I am aware as I say this that my perception of psychoanalysis as homophobic - or as being closed to childhood sexual abuse as a contributor to psychopathology - is based largely on my experience from outside the profession: from what I have read about it, or heard about it before becoming more closely involved. Charles Soccarides wrote powerful tracts denouncing homosexuality as essentially pathological. Indeed, version of the Diagnostic Manual (DSM-III) that was in place when I started to practice characterized homosexuality as a diagnosable disorder. But my experience of practitioners of psychoanalysis is that they are, by and large, an open group - curious about the human condition and engaged in trying to understand that as best they are able. And I have experienced the shock of practitioners at the characterization of the analytic position being that childhood sexual abuse didn't exist because they have been hearing about it and treating the effects of it for decades. We need to be careful about characterizing psychoanalysts as a group as we do about characterizing any other group, I suppose.

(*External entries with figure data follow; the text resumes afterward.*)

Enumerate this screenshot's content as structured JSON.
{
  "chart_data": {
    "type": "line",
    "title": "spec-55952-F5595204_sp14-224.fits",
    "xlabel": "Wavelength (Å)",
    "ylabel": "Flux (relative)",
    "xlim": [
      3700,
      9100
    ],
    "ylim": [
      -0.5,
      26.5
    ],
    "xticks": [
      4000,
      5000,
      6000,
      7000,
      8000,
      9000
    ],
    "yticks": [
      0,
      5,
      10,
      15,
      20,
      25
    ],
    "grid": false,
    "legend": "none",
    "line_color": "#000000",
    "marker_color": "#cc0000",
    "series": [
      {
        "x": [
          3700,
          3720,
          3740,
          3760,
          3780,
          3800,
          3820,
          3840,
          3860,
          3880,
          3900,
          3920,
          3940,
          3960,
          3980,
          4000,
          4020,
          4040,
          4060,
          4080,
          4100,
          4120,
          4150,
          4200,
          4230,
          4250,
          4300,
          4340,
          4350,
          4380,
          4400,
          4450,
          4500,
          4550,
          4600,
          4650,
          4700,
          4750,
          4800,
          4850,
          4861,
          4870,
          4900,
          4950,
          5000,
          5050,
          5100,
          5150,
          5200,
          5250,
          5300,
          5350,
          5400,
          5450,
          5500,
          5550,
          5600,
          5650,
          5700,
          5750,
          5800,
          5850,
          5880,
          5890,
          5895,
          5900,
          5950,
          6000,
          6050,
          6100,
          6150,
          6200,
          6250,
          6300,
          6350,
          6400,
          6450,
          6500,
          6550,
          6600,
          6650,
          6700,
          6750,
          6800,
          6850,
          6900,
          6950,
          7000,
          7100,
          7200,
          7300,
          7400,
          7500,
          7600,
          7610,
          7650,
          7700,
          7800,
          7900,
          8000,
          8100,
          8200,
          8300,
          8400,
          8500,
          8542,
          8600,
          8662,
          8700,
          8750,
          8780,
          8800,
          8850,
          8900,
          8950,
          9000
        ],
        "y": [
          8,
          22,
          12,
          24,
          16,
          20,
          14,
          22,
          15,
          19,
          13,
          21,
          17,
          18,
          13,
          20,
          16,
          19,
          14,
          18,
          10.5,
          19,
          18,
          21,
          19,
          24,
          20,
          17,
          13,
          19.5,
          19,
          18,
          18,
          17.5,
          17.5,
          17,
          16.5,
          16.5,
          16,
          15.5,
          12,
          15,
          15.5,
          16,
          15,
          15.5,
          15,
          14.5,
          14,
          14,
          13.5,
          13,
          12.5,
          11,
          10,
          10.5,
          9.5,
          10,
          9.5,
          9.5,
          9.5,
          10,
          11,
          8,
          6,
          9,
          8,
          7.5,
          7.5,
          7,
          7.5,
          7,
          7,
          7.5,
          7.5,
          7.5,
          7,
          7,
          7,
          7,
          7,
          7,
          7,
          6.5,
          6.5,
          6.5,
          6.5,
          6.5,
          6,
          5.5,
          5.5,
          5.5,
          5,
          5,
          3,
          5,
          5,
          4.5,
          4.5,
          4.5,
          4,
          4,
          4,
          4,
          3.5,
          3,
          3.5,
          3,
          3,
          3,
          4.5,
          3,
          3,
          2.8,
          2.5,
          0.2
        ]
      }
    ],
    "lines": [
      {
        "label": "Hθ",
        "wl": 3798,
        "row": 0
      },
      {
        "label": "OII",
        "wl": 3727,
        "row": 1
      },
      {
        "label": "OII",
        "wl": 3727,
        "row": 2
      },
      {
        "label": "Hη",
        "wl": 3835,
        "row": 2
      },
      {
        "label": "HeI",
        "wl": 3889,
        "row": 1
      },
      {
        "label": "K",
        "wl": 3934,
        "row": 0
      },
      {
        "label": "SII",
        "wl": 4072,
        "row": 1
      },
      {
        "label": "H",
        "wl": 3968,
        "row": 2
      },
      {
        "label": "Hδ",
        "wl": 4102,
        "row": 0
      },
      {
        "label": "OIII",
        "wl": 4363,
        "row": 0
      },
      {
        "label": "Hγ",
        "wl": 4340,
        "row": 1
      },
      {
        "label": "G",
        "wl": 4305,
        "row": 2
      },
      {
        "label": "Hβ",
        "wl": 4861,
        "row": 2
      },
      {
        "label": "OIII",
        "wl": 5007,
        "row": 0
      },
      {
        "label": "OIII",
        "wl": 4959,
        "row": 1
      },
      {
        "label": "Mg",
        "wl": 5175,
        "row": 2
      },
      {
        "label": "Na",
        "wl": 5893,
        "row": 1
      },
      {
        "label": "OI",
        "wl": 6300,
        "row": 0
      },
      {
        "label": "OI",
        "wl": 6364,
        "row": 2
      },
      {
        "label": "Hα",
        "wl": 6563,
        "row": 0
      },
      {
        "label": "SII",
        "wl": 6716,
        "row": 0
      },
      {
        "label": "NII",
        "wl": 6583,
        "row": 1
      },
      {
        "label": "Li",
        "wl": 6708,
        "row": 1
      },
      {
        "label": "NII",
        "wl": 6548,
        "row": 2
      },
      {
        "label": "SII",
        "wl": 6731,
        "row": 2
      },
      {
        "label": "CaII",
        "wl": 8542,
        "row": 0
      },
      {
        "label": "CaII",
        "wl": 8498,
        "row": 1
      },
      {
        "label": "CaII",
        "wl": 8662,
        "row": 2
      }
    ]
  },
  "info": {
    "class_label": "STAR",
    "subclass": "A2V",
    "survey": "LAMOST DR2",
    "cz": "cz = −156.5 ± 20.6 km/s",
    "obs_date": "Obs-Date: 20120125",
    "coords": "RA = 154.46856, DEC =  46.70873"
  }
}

After the conference, I had a little time to kill before boarding my plane. I didn't have enough time to go to a museum, so I decided to go to the New York Public Library, to the reading rooms, to soak in a bit of the atmosphere. I was carrying my briefcase and my overnight bag and I went through an inspection line on the way out the door (I have no idea why the NY Public Library doesn't have a mechanical theft detection mechanism). I had a number of my own books in my briefcase, but I saw the guard size me up and decide I wasn't a likely thief - he let me leave without even a cursory inspection. And he was right. I didn't have any stolen books in my bag. This doesn't mean I don't want to (in the probably all too mortal words of Abby Hoffman), "Steal this book." I have stolen. I still feel the urge. Perhaps more than most, I am conscious of it. I feel needy and entitled. I am, at heart, a thief. But it is currently unlikely that I will act on that - and maybe the guard could see in the cut of my coat that the risk of being caught, and my moral repugnance at my desire to steal, and whatever other factors conspire to keep my inner thief in jail were at work and my bag was clean.